So I'm getting a company set up in the Amazon Cloud -- creating IAAS protocol/solutions/standardized implementation, etc while also being the SysAdmin for individual systems, app environments, and day-to-day uptime.
One of the biggest issues I'm having is tracking various system/application logs, as well as logging/monitoring/archiving system metrics like memory usage, cpu usage, etc etc In a centralized fashion. E.g. -- Nagios + Urchin.
The BIGGEST impediment to my endeavors is the following:
The company application is deployed in the form of a Java *.WAR file, uploaded to an Elastic BeanStalk application environment, load balancing and auto-scaling between 3(min) and 10(max) servers, and the EC2's that run the application are fired up and disposed of ad-hoc.
That is to say, I can't monitor the individual EC2's for very long because so many are being terminated then auto-provisioned/auto-scaled on the fly -- so I'd constantly be having to "monitor what I'm monitoring", and continuously remove/add EC2 machine addresses to my monitoring lists.
IS there some sort of way to use monitoring tools like Zabbix or Nagios to monitor the ElasticBeanStalk, and have it automatically add on new EC2's, and remove terminated/failed EC2's from its monitoring list automatically?

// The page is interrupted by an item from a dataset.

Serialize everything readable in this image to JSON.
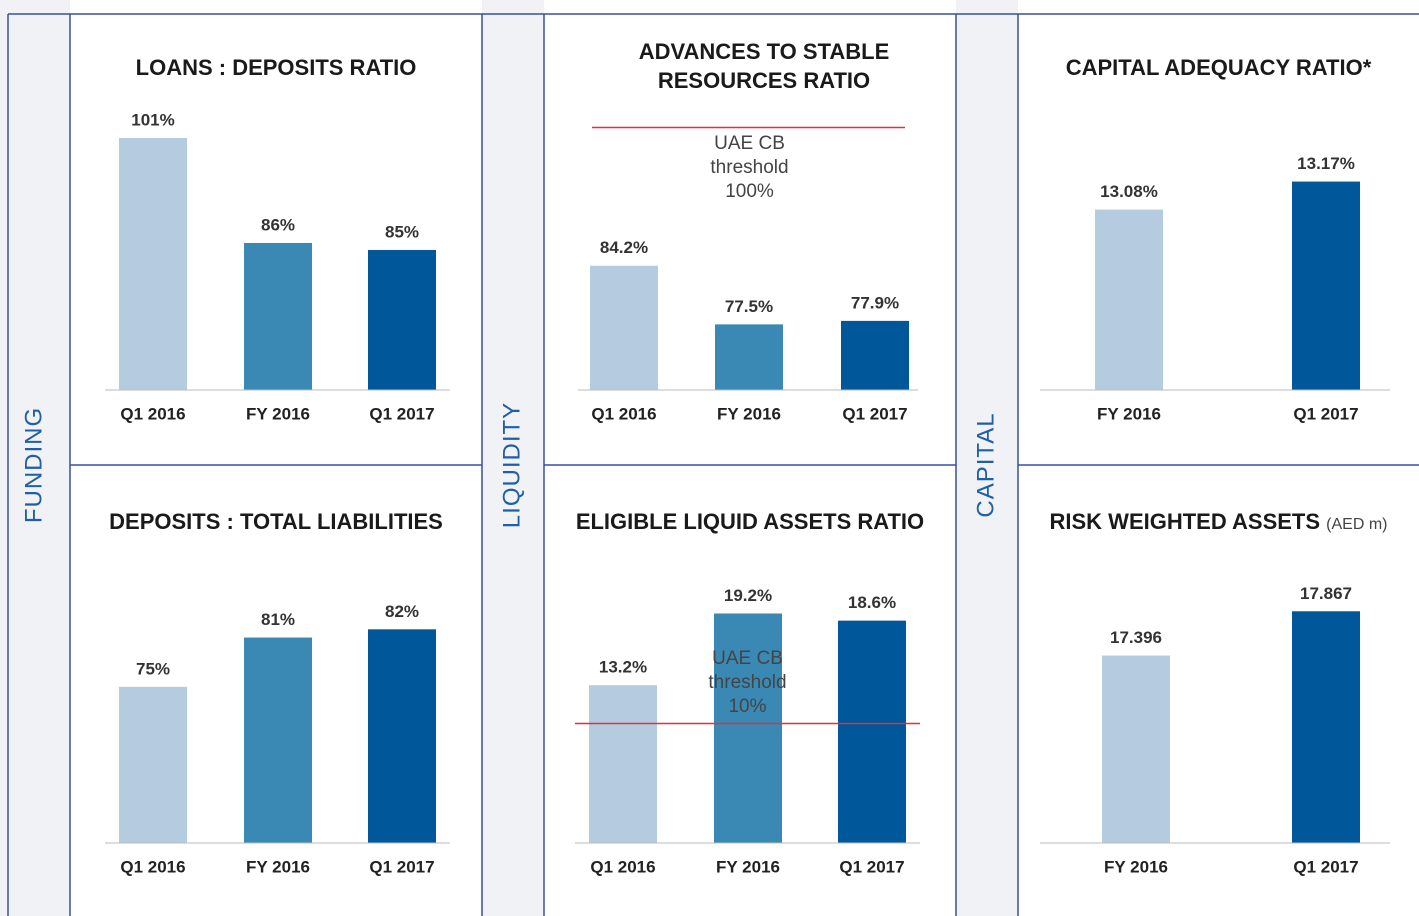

Furthermore, is there anything I can do with GrayLog to achieve similar results with the aggregation/centralization of my application logs from multiple EC2 instances into ONE consolidated set of logs/events? If not GrayLog, is there ANYTHING LIKE GrayLog that can automatically detect what EC2 members are being added/removed from the environment, and collect the logs from them automatically?
Any and all advice or direction is appreciated.
Thanks much, and cheers!!